Well, consider that at the equator (0 degrees latitude) one degree of longitude is equal to appximately 60 nautical miles. At either pole (90 degrees latitude) a single degree of longitude equals 0 nautical miles. As I remember the cosine of the latitude times 60 will give you the approximate distance in nautical miles at that latitude of a single degree of longitude.
However, how accurate you would be would have to account for the map projection you're using. For aeronautical maps, they use the Lambert Conformal Conic projection, which means distances are only exactly accurate along the two latitudes that the cone cuts the sphere of the earth. But if an approximation is good enough, you may not need the accuracy.
For conversion, one nautical mile equals 1.852 km. If I did the arithmetic properly (no guarantee, I'm in my 70s), that means that a meter equals (except as you get really close to the poles) 0.0000009 degrees latitude.
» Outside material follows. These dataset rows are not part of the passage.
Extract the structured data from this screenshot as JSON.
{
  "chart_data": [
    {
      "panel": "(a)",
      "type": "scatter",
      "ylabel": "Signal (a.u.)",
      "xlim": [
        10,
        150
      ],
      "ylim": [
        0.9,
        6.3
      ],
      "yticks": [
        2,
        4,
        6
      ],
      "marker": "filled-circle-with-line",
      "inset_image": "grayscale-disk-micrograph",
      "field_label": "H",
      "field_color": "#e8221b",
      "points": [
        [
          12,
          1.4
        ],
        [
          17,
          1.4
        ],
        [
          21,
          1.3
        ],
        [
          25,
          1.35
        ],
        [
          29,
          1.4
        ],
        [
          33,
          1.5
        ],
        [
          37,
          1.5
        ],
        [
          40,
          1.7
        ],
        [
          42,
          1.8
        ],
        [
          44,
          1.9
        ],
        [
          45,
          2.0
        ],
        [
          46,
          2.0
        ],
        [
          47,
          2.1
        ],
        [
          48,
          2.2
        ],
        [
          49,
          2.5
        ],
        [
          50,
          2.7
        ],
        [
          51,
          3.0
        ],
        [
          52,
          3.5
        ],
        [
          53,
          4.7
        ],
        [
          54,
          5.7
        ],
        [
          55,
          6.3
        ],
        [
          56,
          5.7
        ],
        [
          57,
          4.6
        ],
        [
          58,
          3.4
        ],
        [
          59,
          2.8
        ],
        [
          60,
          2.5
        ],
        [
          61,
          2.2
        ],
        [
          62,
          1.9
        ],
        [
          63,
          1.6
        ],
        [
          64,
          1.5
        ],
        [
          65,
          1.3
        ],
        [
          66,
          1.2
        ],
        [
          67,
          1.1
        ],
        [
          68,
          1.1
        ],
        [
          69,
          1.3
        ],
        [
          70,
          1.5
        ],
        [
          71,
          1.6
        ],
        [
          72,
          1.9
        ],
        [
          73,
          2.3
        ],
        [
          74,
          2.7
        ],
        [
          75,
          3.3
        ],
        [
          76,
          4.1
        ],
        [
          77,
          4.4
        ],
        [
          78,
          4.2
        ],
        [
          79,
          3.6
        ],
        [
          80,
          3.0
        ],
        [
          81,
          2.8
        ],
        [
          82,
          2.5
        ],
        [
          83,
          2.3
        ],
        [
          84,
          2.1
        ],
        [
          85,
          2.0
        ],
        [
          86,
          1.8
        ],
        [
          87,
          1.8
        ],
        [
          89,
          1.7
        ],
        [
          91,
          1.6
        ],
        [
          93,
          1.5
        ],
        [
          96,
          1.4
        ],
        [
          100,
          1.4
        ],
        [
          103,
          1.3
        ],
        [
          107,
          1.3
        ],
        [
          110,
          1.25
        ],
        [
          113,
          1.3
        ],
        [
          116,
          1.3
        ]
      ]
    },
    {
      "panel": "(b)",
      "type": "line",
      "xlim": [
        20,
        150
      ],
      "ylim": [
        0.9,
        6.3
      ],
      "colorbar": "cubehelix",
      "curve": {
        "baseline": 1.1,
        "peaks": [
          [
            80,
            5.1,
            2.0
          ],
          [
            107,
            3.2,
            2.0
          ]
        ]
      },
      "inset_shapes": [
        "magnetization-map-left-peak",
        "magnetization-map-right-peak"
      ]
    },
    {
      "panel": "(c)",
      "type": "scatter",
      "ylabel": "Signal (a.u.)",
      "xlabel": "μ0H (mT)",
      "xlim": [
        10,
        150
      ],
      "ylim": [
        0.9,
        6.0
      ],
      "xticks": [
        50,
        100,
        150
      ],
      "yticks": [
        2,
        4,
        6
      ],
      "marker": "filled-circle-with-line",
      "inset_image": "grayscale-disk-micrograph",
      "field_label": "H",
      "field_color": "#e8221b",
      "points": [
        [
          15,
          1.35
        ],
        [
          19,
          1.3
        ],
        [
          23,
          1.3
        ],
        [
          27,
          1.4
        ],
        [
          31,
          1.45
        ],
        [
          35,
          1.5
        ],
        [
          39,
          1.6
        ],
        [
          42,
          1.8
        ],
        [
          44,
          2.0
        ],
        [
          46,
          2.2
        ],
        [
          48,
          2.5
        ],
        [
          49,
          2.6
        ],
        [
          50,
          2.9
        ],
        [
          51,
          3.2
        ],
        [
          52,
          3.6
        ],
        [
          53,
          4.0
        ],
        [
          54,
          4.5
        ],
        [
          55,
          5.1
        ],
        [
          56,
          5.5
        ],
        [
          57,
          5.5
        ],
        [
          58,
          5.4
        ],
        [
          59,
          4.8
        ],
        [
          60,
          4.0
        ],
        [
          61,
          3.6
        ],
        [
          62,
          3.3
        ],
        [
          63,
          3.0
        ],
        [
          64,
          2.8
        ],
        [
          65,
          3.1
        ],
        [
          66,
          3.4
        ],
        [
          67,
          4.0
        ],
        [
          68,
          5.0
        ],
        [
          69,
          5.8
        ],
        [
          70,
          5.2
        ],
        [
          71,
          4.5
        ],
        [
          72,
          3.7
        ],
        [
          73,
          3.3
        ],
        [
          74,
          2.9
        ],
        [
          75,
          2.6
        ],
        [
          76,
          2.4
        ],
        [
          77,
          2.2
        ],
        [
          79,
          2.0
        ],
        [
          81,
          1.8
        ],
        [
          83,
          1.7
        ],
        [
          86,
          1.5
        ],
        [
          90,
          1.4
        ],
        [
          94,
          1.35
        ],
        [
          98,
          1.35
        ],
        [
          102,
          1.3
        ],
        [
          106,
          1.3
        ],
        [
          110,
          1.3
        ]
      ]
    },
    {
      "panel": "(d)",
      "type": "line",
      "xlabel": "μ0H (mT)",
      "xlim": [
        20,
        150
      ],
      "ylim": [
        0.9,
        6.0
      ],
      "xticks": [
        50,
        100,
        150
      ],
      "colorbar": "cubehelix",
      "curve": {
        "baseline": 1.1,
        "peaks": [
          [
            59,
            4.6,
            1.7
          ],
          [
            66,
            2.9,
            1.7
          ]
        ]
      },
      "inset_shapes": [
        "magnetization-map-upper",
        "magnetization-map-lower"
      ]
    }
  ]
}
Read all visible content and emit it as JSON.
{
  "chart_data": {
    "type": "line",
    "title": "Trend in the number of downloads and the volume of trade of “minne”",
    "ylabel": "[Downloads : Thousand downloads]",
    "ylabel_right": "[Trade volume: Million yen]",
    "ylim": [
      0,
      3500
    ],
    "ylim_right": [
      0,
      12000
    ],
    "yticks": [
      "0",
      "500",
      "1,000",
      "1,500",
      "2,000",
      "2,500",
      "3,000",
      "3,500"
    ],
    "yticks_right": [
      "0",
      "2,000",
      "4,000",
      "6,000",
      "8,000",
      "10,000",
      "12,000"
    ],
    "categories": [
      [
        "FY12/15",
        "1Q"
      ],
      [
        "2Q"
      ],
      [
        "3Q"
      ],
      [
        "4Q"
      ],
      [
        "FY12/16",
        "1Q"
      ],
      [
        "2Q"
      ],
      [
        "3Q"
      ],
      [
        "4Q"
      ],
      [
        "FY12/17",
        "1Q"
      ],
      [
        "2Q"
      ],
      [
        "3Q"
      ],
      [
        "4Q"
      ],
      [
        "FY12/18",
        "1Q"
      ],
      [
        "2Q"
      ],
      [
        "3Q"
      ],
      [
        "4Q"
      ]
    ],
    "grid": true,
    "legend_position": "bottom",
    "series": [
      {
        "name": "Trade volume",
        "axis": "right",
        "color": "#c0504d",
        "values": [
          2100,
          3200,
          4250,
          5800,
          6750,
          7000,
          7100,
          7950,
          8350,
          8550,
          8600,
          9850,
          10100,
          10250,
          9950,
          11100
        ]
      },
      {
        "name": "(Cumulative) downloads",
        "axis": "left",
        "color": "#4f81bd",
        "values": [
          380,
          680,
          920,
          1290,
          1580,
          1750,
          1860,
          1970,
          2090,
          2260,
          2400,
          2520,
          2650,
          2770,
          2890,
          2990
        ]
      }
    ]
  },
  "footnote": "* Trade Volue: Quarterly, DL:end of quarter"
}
It also equals 0.0000009 degrees longitude on the equator. If you're not at the equator, divide the 0.0000009 by the cosine of the latitude to get the degrees of longitude.
So, a 1000 meter radius circle at 45 degrees latitude would mean a radius of 0.0009 degrees latitude and 0.0009/0.707 degrees longitude. Approximately of course.
All this is from memory, so take it with a grain of salt. If you really want to get involved, Google geographic equations or some such.